Homilía en Santa Marta
Jesús se despide para ir al Padre y enviarnos al Espíritu (cfr. Jn 17,1-11), y San Pablo se despide antes de ir a Jerusalén, y llora con los ancianos venidos de Efeso para saludarle (cfr. Hch 20,17-27). Esto nos ayudará a reflexionar sobre nuestras despedidas.

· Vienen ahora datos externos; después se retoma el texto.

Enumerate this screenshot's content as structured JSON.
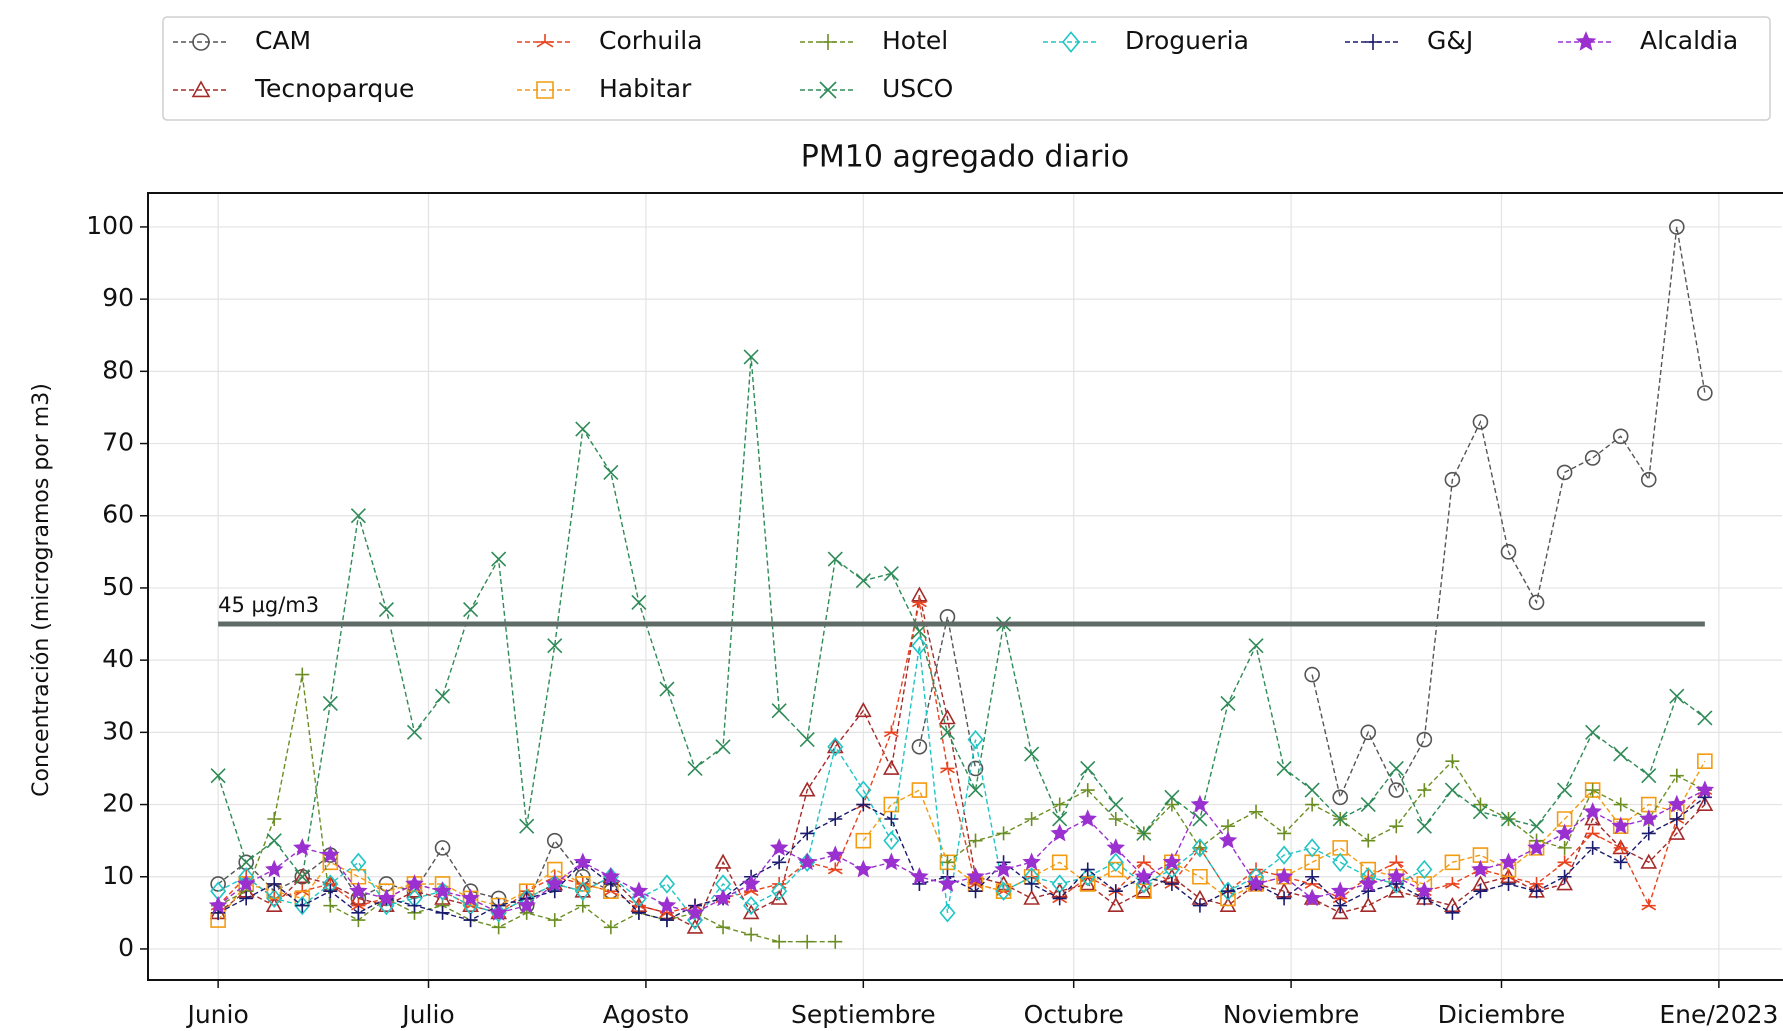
{
  "chart_data": {
    "type": "line",
    "title": "PM10 agregado diario",
    "y_label": "Concentración (microgramos por m3)",
    "x": [
      "2022-06-01",
      "2022-06-05",
      "2022-06-09",
      "2022-06-13",
      "2022-06-17",
      "2022-06-21",
      "2022-06-25",
      "2022-06-29",
      "2022-07-03",
      "2022-07-07",
      "2022-07-11",
      "2022-07-15",
      "2022-07-19",
      "2022-07-23",
      "2022-07-27",
      "2022-07-31",
      "2022-08-04",
      "2022-08-08",
      "2022-08-12",
      "2022-08-16",
      "2022-08-20",
      "2022-08-24",
      "2022-08-28",
      "2022-09-01",
      "2022-09-05",
      "2022-09-09",
      "2022-09-13",
      "2022-09-17",
      "2022-09-21",
      "2022-09-25",
      "2022-09-29",
      "2022-10-03",
      "2022-10-07",
      "2022-10-11",
      "2022-10-15",
      "2022-10-19",
      "2022-10-23",
      "2022-10-27",
      "2022-10-31",
      "2022-11-04",
      "2022-11-08",
      "2022-11-12",
      "2022-11-16",
      "2022-11-20",
      "2022-11-24",
      "2022-11-28",
      "2022-12-02",
      "2022-12-06",
      "2022-12-10",
      "2022-12-14",
      "2022-12-18",
      "2022-12-22",
      "2022-12-26",
      "2022-12-30"
    ],
    "series": [
      {
        "name": "CAM",
        "color": "#555555",
        "marker": "circle",
        "values": [
          9,
          12,
          8,
          10,
          13,
          7,
          9,
          8,
          14,
          8,
          7,
          6,
          15,
          10,
          8,
          null,
          null,
          null,
          null,
          null,
          null,
          null,
          null,
          null,
          null,
          28,
          46,
          25,
          null,
          null,
          null,
          null,
          null,
          null,
          null,
          null,
          null,
          null,
          null,
          38,
          21,
          30,
          22,
          29,
          65,
          73,
          55,
          48,
          66,
          68,
          71,
          65,
          100,
          77
        ]
      },
      {
        "name": "Tecnoparque",
        "color": "#a52a2a",
        "marker": "triangle",
        "values": [
          5,
          8,
          6,
          10,
          9,
          7,
          6,
          8,
          7,
          6,
          5,
          7,
          9,
          8,
          10,
          6,
          5,
          3,
          12,
          5,
          7,
          22,
          28,
          33,
          25,
          49,
          32,
          10,
          9,
          7,
          8,
          9,
          6,
          8,
          10,
          7,
          6,
          9,
          8,
          7,
          5,
          6,
          8,
          7,
          6,
          9,
          10,
          8,
          9,
          18,
          14,
          12,
          16,
          20
        ]
      },
      {
        "name": "Corhuila",
        "color": "#e8431e",
        "marker": "tri",
        "values": [
          6,
          10,
          7,
          8,
          9,
          6,
          7,
          9,
          8,
          6,
          5,
          8,
          10,
          9,
          8,
          6,
          5,
          6,
          7,
          8,
          9,
          12,
          11,
          20,
          30,
          48,
          25,
          9,
          8,
          10,
          7,
          10,
          8,
          12,
          9,
          14,
          8,
          11,
          10,
          9,
          7,
          10,
          12,
          8,
          9,
          11,
          10,
          9,
          12,
          16,
          14,
          6,
          18,
          22
        ]
      },
      {
        "name": "Habitar",
        "color": "#f39c12",
        "marker": "square",
        "values": [
          4,
          9,
          8,
          7,
          12,
          10,
          8,
          9,
          9,
          7,
          6,
          8,
          11,
          9,
          8,
          null,
          null,
          null,
          null,
          null,
          null,
          null,
          null,
          15,
          20,
          22,
          12,
          9,
          8,
          10,
          12,
          9,
          11,
          8,
          12,
          10,
          7,
          9,
          10,
          12,
          14,
          11,
          10,
          9,
          12,
          13,
          11,
          14,
          18,
          22,
          17,
          20,
          19,
          26
        ]
      },
      {
        "name": "Hotel",
        "color": "#6b8e23",
        "marker": "plus",
        "values": [
          6,
          8,
          18,
          38,
          6,
          4,
          7,
          5,
          6,
          4,
          3,
          5,
          4,
          6,
          3,
          5,
          4,
          5,
          3,
          2,
          1,
          1,
          1,
          null,
          null,
          null,
          12,
          15,
          16,
          18,
          20,
          22,
          18,
          16,
          20,
          14,
          17,
          19,
          16,
          20,
          18,
          15,
          17,
          22,
          26,
          20,
          18,
          15,
          14,
          22,
          20,
          18,
          24,
          22
        ]
      },
      {
        "name": "USCO",
        "color": "#2e8b57",
        "marker": "x",
        "values": [
          24,
          12,
          15,
          10,
          34,
          60,
          47,
          30,
          35,
          47,
          54,
          17,
          42,
          72,
          66,
          48,
          36,
          25,
          28,
          82,
          33,
          29,
          54,
          51,
          52,
          44,
          30,
          22,
          45,
          27,
          18,
          25,
          20,
          16,
          21,
          18,
          34,
          42,
          25,
          22,
          18,
          20,
          25,
          17,
          22,
          19,
          18,
          17,
          22,
          30,
          27,
          24,
          35,
          32
        ]
      },
      {
        "name": "Drogueria",
        "color": "#20c5c5",
        "marker": "diamond",
        "values": [
          8,
          10,
          7,
          6,
          9,
          12,
          6,
          7,
          8,
          6,
          5,
          7,
          9,
          8,
          10,
          7,
          9,
          4,
          9,
          6,
          8,
          12,
          28,
          22,
          15,
          42,
          5,
          29,
          8,
          10,
          9,
          10,
          12,
          9,
          11,
          14,
          8,
          10,
          13,
          14,
          12,
          10,
          9,
          11,
          null,
          null,
          null,
          null,
          null,
          null,
          null,
          null,
          null,
          null
        ]
      },
      {
        "name": "G&J",
        "color": "#1a1a6e",
        "marker": "plus",
        "values": [
          5,
          7,
          9,
          6,
          8,
          5,
          7,
          6,
          5,
          4,
          6,
          7,
          8,
          12,
          9,
          5,
          4,
          6,
          7,
          10,
          12,
          16,
          18,
          20,
          18,
          9,
          10,
          8,
          12,
          9,
          7,
          11,
          8,
          10,
          9,
          6,
          8,
          9,
          7,
          10,
          6,
          8,
          9,
          7,
          5,
          8,
          9,
          8,
          10,
          14,
          12,
          16,
          18,
          21
        ]
      },
      {
        "name": "Alcaldia",
        "color": "#9b30d0",
        "marker": "star",
        "values": [
          6,
          9,
          11,
          14,
          13,
          8,
          7,
          9,
          8,
          7,
          5,
          6,
          9,
          12,
          10,
          8,
          6,
          5,
          7,
          9,
          14,
          12,
          13,
          11,
          12,
          10,
          9,
          10,
          11,
          12,
          16,
          18,
          14,
          10,
          12,
          20,
          15,
          9,
          10,
          7,
          8,
          9,
          10,
          8,
          null,
          11,
          12,
          14,
          16,
          19,
          17,
          18,
          20,
          22
        ]
      }
    ],
    "xlim": [
      "2022-05-22",
      "2023-01-10"
    ],
    "xticks": [
      {
        "value": "2022-06-01",
        "label": "Junio"
      },
      {
        "value": "2022-07-01",
        "label": "Julio"
      },
      {
        "value": "2022-08-01",
        "label": "Agosto"
      },
      {
        "value": "2022-09-01",
        "label": "Septiembre"
      },
      {
        "value": "2022-10-01",
        "label": "Octubre"
      },
      {
        "value": "2022-11-01",
        "label": "Noviembre"
      },
      {
        "value": "2022-12-01",
        "label": "Diciembre"
      },
      {
        "value": "2023-01-01",
        "label": "Ene/2023"
      }
    ],
    "ylim": [
      -4.3,
      104.7
    ],
    "yticks": [
      0,
      10,
      20,
      30,
      40,
      50,
      60,
      70,
      80,
      90,
      100
    ],
    "grid": true,
    "legend": "top",
    "hline": {
      "value": 45,
      "label": "45 µg/m3",
      "color": "#5f6b66",
      "x": [
        "2022-06-01",
        "2022-12-30"
      ]
    }
  }
}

En la vida hay muchas despedidas, pequeñas y grandes, y mucho sufrimiento y lágrimas en alguna de ellas. Pensemos en esos pobres de Rohingya del Myanmar, que cuando dejaron su tierra por huir de las persecuciones no sabían lo que les iba a pasar. Y llevan meses dando vueltas en una barca: llegan a una ciudad, y les dan agua y alimento, pero les dicen: iros de aquí. ¡Es una despedida! Y la otra gran despedida existencial, como la despedida de los cristianos y los yazidíes, que ya ni piensan volver a su tierra, porque fueron expulsados de sus casas. ¡Está pasando hoy! Sí, hay grandes y pequeñas despedidas en la vida, como la despedida de la madre que saluda y da el último abrazo al hijo que va a la guerra; y todos los días se levanta con el temor de que venga alguien a decirle: Agradecemos mucho la generosidad de su hijo que ha dado la vida por la patria. Y luego está la última despedida que todos tenemos que hacer, cuando el Señor nos llame a la otra orilla. Yo lo pienso mucho.
Pero las grandes despedidas de la vida, incluida la última, no son hasta pronto ni hasta luego ni hasta la vista —del que sabe que vuelve más o menos pronto—, sino despedidas del que no se sabe ni cuándo ni cómo volverá. Están hasta en el arte y en las canciones. Me viene una a la cabeza, la de los alpinos, cuando aquel capitán se despide de sus soldados: el testamento del capitán. ¿Pienso yo en mi gran despedida, no cuando diga hasta luego, hasta la vista, sino adiós? Los dos textos emplean la palabra adiós. Pablo confía a Dios a los suyos y Jesús confía al Padre a sus discípulos, que se quedan en el mundo: ¡No son del mundo, protégelos! Confiar al Padre, confiar a Dios: ese es el origen de la palabra adiós. Decimos adiós solo en las grandes despedidas, ya sean pasajeras o la última.
Creo que con estas dos imágenes —la de Pablo llorando de rodillas en la playa, y Jesús, triste porque va a la Pasión, con sus discípulos, llorando en su corazón— podemos pensar en nuestra despedida, porque nos hará bien. ¿Quién cerrará mis ojos? ¿Qué dejo? Tanto Pablo como Jesús hacen una especie de examen de conciencia: He hecho esto, aquello, lo otro… ¿Yo qué he hecho? Me viene bien imaginarme en aquel momento. Cuando será, no se sabe, pero llegará el momento en el que hasta luego, hasta ponto, hasta mañana, hasta la vista se convertirán en adiós. ¿Estoy preparado para confiar a Dios a todos los míos? ¿Para confiarme a mí mismo a Dios? ¿Para decir esa palabra que es la palabra con la que se encomienda el hijo al Padre?
Os aconsejo meditar las Lecturas de hoy sobre la despedida de Jesús y de Pablo, pensando que un día también nosotros tendremos que decir adiós. A Dios confío mi alma; a Dios confío mi historia; a Dios confío los míos; a Dios lo confío todo. Que Jesús muerto y resucitado nos envíe el Espíritu Santo, para que aprendamos esa palabra, aprendamos a decirla, pero existencialmente, con toda la fuerza: la última palabra: adiós.